The NH₄⁺ ion exists as the result of dissociation of a weak acid H⁺ and a base NH₃ to produce more protons. NH₄⁺ ⇌ NH₃ + H⁺ is the Kb and is given as 1.8 x 10⁻⁵. Let x denoting the concentration of H⁺ ions. The dissociation of an amine takes place at the acidic surface of the catalyst particle according to the following equation: Kb = [NH₃][H⁺] / [NH₄⁺] 1.8 x 10⁻⁵ = x x x / (0.10 – x)
With the relatively small dissociation, this deems x to be up against with 0.10. So, x < 0.10. 1.8 x 10⁻⁵ = 1.8 x 10⁻⁶ x ≈ ? (1.8 x 10⁻⁶)⁰½ ≈ ? ≈ 4.24 x 10⁻⁴
pH = -log[H⁺] = -log (4.24 × 10⁻⁴) ≈ 3.37 ⇒ 3.37 - 0.10mol HCOOH / 0.10mol NaHCO3 buffer
Since we have equal concentrations of HCOOH and HCOO⁻ (from NaHCO₂), we can use the Henderson-Hasselbalch equation to calculate the pH: pH + log[A-]/[HA] = pKa= -log (Ka) = -10⁻⁴ = ~3.74
pH = 3.74 + log (0.10 + 0.10) = 3.74 + log(1.0) = 3.74.
2. I predict the pH of 0.10 M hydrochloric acid to be lower than that of 0.10 M formic acid solution because hydrochloric acid is a strong acid that, completely dissociates in the water to form a high concentration of hydrogen ions.
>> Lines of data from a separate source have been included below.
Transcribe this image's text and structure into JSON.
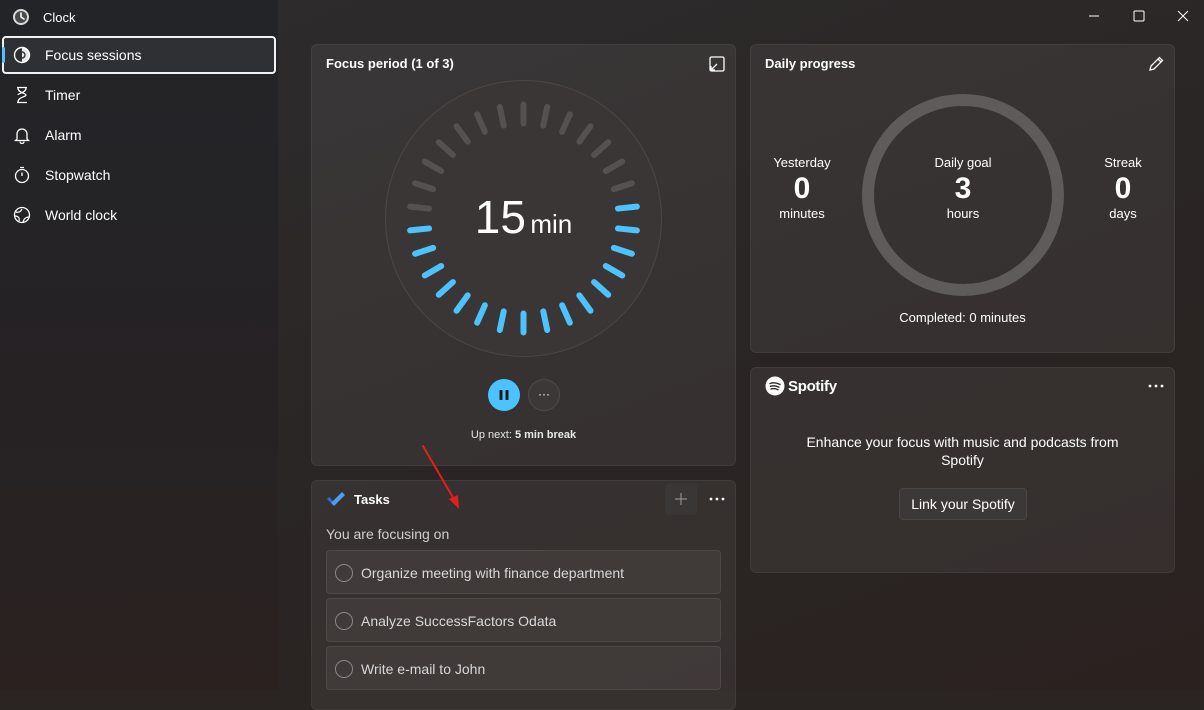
{
  "app": {
    "title": "Clock"
  },
  "nav": {
    "items": [
      {
        "label": "Focus sessions",
        "icon": "focus-icon",
        "active": true
      },
      {
        "label": "Timer",
        "icon": "hourglass-icon"
      },
      {
        "label": "Alarm",
        "icon": "bell-icon"
      },
      {
        "label": "Stopwatch",
        "icon": "stopwatch-icon"
      },
      {
        "label": "World clock",
        "icon": "globe-icon"
      }
    ]
  },
  "focus": {
    "title": "Focus period (1 of 3)",
    "time_value": "15",
    "time_unit": "min",
    "progress_fraction": 0.5,
    "up_next_label": "Up next:",
    "up_next_value": "5 min break",
    "more_label": "···"
  },
  "daily": {
    "title": "Daily progress",
    "yesterday": {
      "label": "Yesterday",
      "value": "0",
      "unit": "minutes"
    },
    "goal": {
      "label": "Daily goal",
      "value": "3",
      "unit": "hours"
    },
    "streak": {
      "label": "Streak",
      "value": "0",
      "unit": "days"
    },
    "completed": "Completed: 0 minutes"
  },
  "spotify": {
    "brand": "Spotify",
    "message": "Enhance your focus with music and podcasts from Spotify",
    "link_button": "Link your Spotify"
  },
  "tasks": {
    "title": "Tasks",
    "subtitle": "You are focusing on",
    "items": [
      "Organize meeting with finance department",
      "Analyze SuccessFactors Odata",
      "Write e-mail to John"
    ]
  },
  "colors": {
    "accent": "#4cc2ff",
    "arrow": "#e0201b"
  }
}
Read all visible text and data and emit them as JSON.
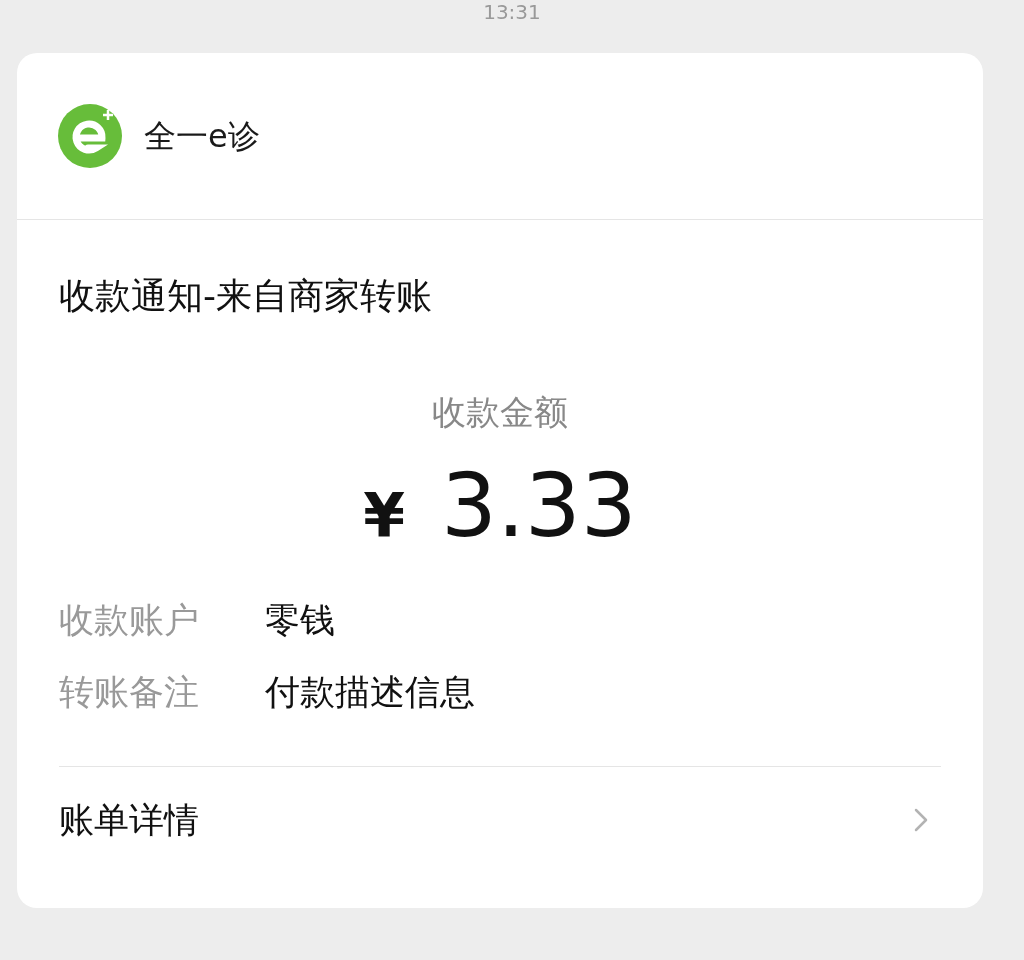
{
  "time": "13:31",
  "merchant": {
    "name": "全一e诊"
  },
  "title": "收款通知-来自商家转账",
  "amount": {
    "label": "收款金额",
    "currency": "¥",
    "value": "3.33"
  },
  "fields": [
    {
      "label": "收款账户",
      "value": "零钱"
    },
    {
      "label": "转账备注",
      "value": "付款描述信息"
    }
  ],
  "details_link": {
    "label": "账单详情"
  }
}
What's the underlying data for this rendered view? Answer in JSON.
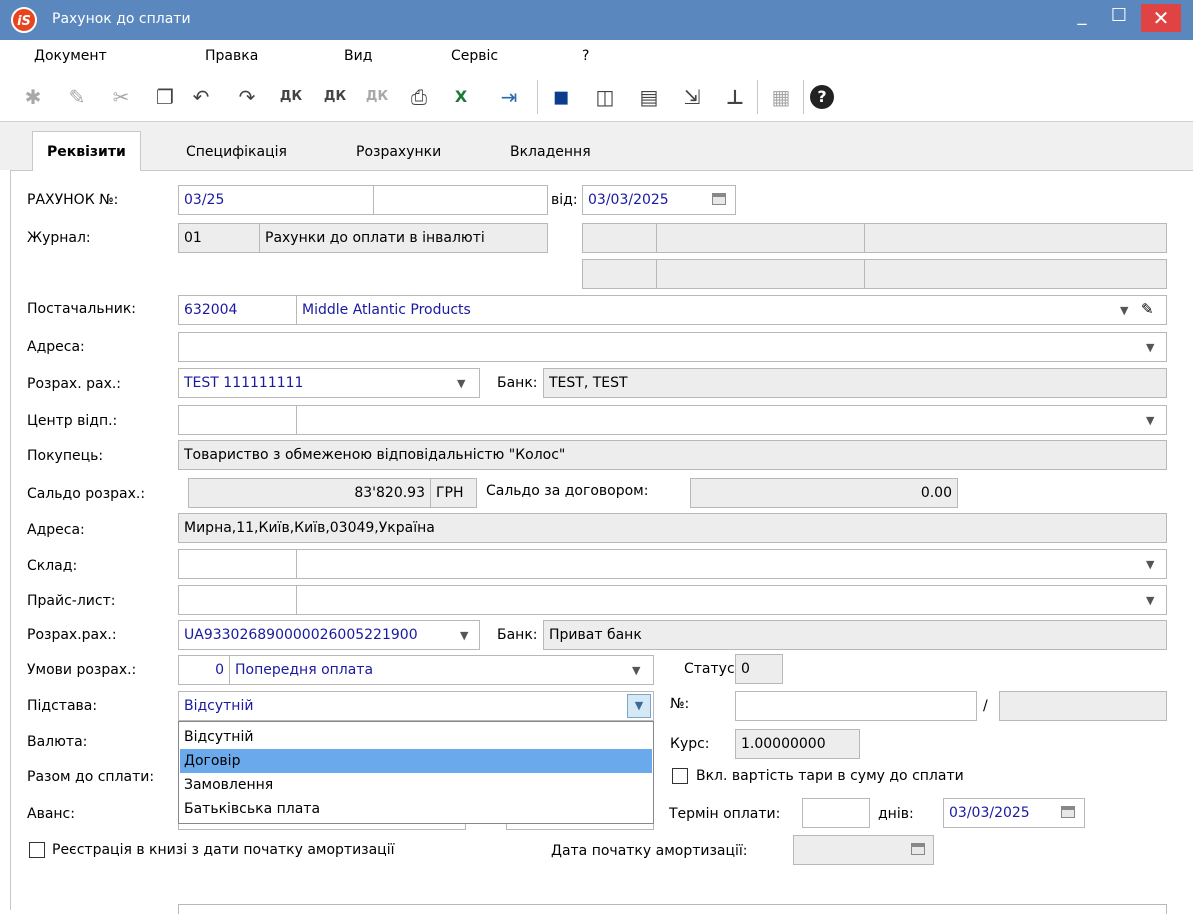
{
  "window": {
    "title": "Рахунок до сплати",
    "logo_text": "iS",
    "min_glyph": "_",
    "max_glyph": "☐",
    "close_glyph": "✕"
  },
  "menu": [
    "Документ",
    "Правка",
    "Вид",
    "Сервіс",
    "?"
  ],
  "toolbar": {
    "icons": [
      "new-doc-icon",
      "edit-doc-icon",
      "delete-doc-icon",
      "copy-icon",
      "undo-icon",
      "redo-icon",
      "debit-credit-icon",
      "debit-credit-2-icon",
      "debit-credit-3-icon",
      "print-icon",
      "excel-icon",
      "exit-icon",
      "save-icon",
      "book-icon",
      "folder-icon",
      "export-icon",
      "hierarchy-icon",
      "grid-icon",
      "help-icon"
    ],
    "glyphs": [
      "✱",
      "✎",
      "✂",
      "❐",
      "↶",
      "↷",
      "ДК",
      "ДК",
      "ДК",
      "⎙",
      "X",
      "⇥",
      "▪",
      "◫",
      "▤",
      "⇲",
      "⊥",
      "▦",
      "?"
    ]
  },
  "tabs": [
    "Реквізити",
    "Специфікація",
    "Розрахунки",
    "Вкладення"
  ],
  "form": {
    "invoice_no_label": "РАХУНОК №:",
    "invoice_no": "03/25",
    "invoice_suffix": "",
    "date_label": "від:",
    "date": "03/03/2025",
    "journal_label": "Журнал:",
    "journal_code": "01",
    "journal_name": "Рахунки до оплати в інвалюті",
    "supplier_label": "Постачальник:",
    "supplier_code": "632004",
    "supplier_name": "Middle Atlantic Products",
    "address_label": "Адреса:",
    "address": "",
    "account_label": "Розрах. рах.:",
    "account": "TEST 111111111",
    "bank_label": "Банк:",
    "bank": "TEST, TEST",
    "center_label": "Центр відп.:",
    "buyer_label": "Покупець:",
    "buyer": "Товариство з обмеженою відповідальністю \"Колос\"",
    "balance_label": "Сальдо розрах.:",
    "balance": "83'820.93",
    "currency_code": "ГРН",
    "contract_balance_label": "Сальдо за договором:",
    "contract_balance": "0.00",
    "buyer_address_label": "Адреса:",
    "buyer_address": "Мирна,11,Київ,Київ,03049,Україна",
    "warehouse_label": "Склад:",
    "pricelist_label": "Прайс-лист:",
    "buyer_account_label": "Розрах.рах.:",
    "buyer_account": "UA933026890000026005221900",
    "buyer_bank_label": "Банк:",
    "buyer_bank": "Приват банк",
    "terms_label": "Умови розрах.:",
    "terms_code": "0",
    "terms_name": "Попередня оплата",
    "status_label": "Статус:",
    "status": "0",
    "basis_label": "Підстава:",
    "basis": "Відсутній",
    "no_label": "№:",
    "slash": "/",
    "currency_label": "Валюта:",
    "rate_label": "Курс:",
    "rate": "1.00000000",
    "total_label": "Разом до сплати:",
    "include_tare_label": "Вкл. вартість тари в суму до сплати",
    "advance_label": "Аванс:",
    "pay_term_label": "Термін оплати:",
    "days_label": "днів:",
    "pay_date": "03/03/2025",
    "register_label": "Реєстрація в книзі з дати початку амортизації",
    "amort_date_label": "Дата початку амортизації:"
  },
  "basis_options": [
    "Відсутній",
    "Договір",
    "Замовлення",
    "Батьківська плата"
  ],
  "basis_highlighted": "Договір"
}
Unlike formic acid, which mostly remains un-dissociated at neutral pH levels, hydrochloric acid completely disintegrates to give rise to high concentrations of hydrogen ions and therefore lower pH values at the same molarity.
3. The pH of 0.10 M ammonium chloride is predicted to turn out lower than the pH of 0.10 M sodium chloride because ammonium chloride is a salt composed of a weak base and a strong acid. When ammonium chloride is dissolved in water, hydrolysis prompts it to react with the water and give rise to ammonia (NH₃) and hydronium ions (H₃O⁺). It means that hydronium ion concentration is rising and pH is being lowered although, in the case of sodium chloride, hydrolysis undergoes at only a small level.
4. With the ready addition of a strong acid, a solution with the portion 0.10 M formic acid (HCO2H) and 0.10 M sodium formate (NaHCO2) prevents changes in pH due to its bullying nature. A buffer’s solution is a mixture of a weak acid and its conjugate base (alternatively a weak base and its conjugate acid) in relatively equal concentrations. Moreover, in case a powerful acid is introduced in the buffer mixture, the weak acid of the buffer solution to the acid neutralizes the hydrogen ions thus keeping the pH relatively unchanged. Hence, in this case, the formic acid which is the weak acid, and the sodium formate which is an ionic associate of sodium and formate work together to provide the solution the resistance against a change in pH when a strong acid is added.